In this life the biggest obstacle to making real, substantive, life-altering change is never a limitation of budget, or time, or opportunity. No, the biggest obstacle to change in your life is always you. Specifically, it’s the way you see your situation, the way you define your situation, the way you approach your situation. And I’m not singling you out. We’re all in the same boat. When it comes to change we’re all, more than anything or anyone else, standing in our own way.
If any single truth has become clearer to me as I’ve grown older it’s this: We do not see the world as it is, we see it as we are. There’s a principle in physics known as the Observer Effect that describes how, on the most fundamental levels, we cannot help but disturb the thing we’re trying to observe and therefore the act of observing alters the results of the observation. If that sounds confusing, it is, but it’s also true. Let’s just think about checking your tire pressure. You want to know how much pressure is in the tire so you grab a gauge and pop it on the valve stem but in doing so a little air hisses out which of course has just changed the pressure of your tire. That’s a simple version of the Observer Effect. Now expand that truth into your larger life and you’ll discover that when you seek after a thing what you end up finding depends on how you sought it. You find something tainted by your own assumptions. You find your own looking.
There’s an old builder proverb, “To a man with a hammer, everything looks like a nail.” Take time to unpack it and you’ll find it has a lot to say about our bias, about our small-mindedness and the prejudices it creates, and most importantly … about the dangers of acting from a poverty of options. It’s deceiving because the man with only a hammer knows how to use it extremely well. We could even go so far as to call him an expert. But if he doesn’t find more understanding, more perspective, more tools for his toolbox, then that man is going to use the hammer to do what it wasn’t designed to do. He will damage the world out of a desire to fix it. The problem is not the hammer. The problem is the way he sees the problem, because to him everything looks like a nail. Because he does not see the thing itself. He sees his own looking.
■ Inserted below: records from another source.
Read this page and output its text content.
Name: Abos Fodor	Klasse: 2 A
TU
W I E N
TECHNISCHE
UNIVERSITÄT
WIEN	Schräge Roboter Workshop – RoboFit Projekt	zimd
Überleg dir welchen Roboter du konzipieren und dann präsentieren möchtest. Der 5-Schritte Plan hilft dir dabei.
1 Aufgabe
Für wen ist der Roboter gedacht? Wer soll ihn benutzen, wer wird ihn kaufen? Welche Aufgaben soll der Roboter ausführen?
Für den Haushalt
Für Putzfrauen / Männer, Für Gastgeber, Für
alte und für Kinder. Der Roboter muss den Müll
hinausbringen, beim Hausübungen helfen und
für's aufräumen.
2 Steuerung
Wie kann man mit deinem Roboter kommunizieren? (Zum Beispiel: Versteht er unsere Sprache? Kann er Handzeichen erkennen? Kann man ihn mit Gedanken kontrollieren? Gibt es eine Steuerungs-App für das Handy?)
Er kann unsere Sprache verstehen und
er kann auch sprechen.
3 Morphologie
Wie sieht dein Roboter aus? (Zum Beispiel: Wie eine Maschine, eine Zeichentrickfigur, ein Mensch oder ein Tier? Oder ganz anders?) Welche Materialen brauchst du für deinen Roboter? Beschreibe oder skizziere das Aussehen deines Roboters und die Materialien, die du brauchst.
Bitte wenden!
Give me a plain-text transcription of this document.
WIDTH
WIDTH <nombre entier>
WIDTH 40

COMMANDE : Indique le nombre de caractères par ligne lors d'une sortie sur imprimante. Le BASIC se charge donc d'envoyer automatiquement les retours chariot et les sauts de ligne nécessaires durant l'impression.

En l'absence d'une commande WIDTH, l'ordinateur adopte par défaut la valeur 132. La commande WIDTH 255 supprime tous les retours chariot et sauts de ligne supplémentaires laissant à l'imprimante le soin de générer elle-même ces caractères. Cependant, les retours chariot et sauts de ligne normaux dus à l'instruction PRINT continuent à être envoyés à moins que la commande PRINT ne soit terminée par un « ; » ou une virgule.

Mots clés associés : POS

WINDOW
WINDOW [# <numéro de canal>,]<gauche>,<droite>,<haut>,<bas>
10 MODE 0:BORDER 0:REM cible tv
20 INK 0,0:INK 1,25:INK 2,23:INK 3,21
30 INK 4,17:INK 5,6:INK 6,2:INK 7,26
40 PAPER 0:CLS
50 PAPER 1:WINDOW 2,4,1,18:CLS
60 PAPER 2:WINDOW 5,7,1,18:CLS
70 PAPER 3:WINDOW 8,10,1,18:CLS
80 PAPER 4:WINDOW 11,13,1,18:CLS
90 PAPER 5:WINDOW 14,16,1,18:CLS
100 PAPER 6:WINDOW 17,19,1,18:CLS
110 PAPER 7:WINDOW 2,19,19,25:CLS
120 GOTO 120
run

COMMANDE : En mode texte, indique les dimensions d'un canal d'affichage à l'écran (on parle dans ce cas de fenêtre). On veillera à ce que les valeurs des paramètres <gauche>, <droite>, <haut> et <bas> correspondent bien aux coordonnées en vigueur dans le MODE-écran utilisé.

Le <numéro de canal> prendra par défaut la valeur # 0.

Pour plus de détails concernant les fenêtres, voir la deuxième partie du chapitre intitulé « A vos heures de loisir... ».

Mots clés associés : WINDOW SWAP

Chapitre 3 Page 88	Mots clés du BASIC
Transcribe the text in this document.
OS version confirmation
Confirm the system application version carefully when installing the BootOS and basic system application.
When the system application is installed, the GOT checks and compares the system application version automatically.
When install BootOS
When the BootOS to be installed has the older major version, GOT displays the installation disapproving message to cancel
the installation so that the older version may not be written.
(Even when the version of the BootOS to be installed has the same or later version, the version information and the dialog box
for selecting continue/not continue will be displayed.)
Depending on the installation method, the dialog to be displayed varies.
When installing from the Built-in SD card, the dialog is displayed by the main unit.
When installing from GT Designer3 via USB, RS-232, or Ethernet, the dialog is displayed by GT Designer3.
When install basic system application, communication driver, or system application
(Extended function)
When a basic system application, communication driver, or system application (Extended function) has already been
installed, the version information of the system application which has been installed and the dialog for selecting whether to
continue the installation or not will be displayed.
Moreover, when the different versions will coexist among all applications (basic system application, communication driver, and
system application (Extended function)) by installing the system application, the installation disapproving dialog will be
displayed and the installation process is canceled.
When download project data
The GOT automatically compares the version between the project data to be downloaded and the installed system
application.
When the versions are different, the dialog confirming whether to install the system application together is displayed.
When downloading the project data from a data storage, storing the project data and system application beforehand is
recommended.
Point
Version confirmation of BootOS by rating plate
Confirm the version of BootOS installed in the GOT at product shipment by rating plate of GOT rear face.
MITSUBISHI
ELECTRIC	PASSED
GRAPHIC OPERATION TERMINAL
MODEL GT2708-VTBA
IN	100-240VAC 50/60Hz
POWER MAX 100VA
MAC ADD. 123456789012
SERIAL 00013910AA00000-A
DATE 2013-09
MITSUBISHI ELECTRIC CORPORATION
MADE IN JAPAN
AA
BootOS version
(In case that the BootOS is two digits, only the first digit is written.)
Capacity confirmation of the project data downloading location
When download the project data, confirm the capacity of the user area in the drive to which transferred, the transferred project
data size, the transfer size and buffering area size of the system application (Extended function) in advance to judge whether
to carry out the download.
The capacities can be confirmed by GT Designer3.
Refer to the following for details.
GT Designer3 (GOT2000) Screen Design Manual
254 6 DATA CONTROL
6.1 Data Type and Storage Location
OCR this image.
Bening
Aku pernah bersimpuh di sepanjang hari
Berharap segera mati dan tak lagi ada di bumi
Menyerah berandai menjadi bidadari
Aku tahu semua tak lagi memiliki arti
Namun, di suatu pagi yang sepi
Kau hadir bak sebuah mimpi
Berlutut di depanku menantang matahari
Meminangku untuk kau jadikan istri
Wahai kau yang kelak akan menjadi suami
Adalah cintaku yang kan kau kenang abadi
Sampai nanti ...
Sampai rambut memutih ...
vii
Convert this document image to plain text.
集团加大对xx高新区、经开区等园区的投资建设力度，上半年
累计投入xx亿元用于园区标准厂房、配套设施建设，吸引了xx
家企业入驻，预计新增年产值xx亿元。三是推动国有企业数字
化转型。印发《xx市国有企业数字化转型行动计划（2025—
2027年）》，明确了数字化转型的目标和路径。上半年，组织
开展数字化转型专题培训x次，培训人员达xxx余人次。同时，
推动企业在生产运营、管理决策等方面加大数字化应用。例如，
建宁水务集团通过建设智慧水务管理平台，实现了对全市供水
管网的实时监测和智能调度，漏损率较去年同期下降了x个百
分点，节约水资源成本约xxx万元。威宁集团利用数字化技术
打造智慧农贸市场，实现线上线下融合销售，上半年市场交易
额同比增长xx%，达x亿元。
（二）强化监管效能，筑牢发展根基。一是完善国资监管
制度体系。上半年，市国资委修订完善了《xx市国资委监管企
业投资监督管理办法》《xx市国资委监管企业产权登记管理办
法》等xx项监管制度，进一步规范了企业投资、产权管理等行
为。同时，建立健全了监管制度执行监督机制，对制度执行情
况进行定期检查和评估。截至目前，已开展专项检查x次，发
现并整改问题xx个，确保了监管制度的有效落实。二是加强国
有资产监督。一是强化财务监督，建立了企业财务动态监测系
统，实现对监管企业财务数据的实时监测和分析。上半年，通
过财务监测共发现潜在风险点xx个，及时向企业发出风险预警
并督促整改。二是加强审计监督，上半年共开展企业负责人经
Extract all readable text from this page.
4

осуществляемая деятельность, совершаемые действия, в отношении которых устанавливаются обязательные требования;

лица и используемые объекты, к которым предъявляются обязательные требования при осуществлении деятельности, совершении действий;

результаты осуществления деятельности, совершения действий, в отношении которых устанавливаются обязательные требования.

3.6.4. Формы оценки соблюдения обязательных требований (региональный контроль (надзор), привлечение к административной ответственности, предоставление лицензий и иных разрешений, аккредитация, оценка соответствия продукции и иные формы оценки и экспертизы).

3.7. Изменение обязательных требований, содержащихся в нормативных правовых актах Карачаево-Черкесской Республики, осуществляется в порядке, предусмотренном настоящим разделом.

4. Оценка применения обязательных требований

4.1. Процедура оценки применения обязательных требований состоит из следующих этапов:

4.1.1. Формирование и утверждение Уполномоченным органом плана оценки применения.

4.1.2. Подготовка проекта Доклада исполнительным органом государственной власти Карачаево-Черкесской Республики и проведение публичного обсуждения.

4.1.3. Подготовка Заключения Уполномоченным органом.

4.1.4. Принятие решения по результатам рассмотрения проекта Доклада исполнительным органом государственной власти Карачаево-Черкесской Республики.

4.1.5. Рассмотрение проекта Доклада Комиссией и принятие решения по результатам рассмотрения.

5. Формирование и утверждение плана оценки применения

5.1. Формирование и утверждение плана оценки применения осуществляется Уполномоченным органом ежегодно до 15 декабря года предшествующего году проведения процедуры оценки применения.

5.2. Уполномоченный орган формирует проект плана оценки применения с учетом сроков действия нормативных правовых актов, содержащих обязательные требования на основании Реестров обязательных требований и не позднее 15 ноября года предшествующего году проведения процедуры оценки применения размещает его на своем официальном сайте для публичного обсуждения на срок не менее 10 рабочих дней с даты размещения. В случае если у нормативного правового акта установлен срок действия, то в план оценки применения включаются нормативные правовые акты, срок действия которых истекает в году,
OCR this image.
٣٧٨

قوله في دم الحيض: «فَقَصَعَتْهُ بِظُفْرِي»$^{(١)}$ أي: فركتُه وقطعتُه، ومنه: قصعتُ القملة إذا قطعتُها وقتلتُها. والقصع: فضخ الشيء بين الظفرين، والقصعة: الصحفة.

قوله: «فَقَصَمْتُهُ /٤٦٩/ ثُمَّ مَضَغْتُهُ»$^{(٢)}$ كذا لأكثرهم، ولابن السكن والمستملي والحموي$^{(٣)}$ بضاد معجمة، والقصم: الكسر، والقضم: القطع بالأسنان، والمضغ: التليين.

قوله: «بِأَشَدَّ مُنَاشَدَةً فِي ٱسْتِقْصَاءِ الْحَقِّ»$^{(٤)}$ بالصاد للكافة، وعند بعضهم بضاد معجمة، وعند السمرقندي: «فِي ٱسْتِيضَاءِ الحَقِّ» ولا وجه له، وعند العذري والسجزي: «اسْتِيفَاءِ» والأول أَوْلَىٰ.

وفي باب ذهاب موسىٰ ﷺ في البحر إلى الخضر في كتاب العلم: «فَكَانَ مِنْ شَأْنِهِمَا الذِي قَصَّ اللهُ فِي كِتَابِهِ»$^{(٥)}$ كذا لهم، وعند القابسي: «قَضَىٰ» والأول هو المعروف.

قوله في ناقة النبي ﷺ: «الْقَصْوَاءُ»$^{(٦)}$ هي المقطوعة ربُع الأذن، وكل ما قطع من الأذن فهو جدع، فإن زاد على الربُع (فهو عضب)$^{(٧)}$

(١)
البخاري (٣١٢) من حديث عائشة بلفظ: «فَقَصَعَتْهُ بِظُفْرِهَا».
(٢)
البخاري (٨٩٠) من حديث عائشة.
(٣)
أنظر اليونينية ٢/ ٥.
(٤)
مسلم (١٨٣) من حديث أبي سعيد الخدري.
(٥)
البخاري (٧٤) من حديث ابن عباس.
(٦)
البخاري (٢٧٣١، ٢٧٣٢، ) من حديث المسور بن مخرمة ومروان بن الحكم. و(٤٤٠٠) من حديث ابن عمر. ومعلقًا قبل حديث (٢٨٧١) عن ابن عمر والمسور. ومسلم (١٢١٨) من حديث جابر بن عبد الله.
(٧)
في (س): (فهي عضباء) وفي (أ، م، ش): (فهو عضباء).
So, you want to change your patio? Your house? Your life? Well, like I always tell you, design matters most. But let’s be clear about what that really means. If the Observer Effect is a real thing—which it is—and your limitations are a real thing—which they are—then the thing which needs redesigning first is not the house but you. Your way of seeing it is what’s standing in its way. Which means instead of rushing to pick up your hammer to once again pound away at what you think is a nail, take time to do the really hard work of seeing things differently, thinking new thoughts, asking new questions, listening to new answers. If you want to change your world or, better yet, change yourself, then find the courage and the humility to get out of your own way. Ask more questions. Then ask questions of your questions.
Life is a mystery my friend. Ask bigger questions—mostly of yourself—and be open to more than just the most familiar, the most expected, the most comfortable answers. Who knows, you might just crack the case. You might suddenly see a different way to build a new patio, or a new you. Then, put as many tools as you can find into your toolbox, and get busy building yourself a beautiful life.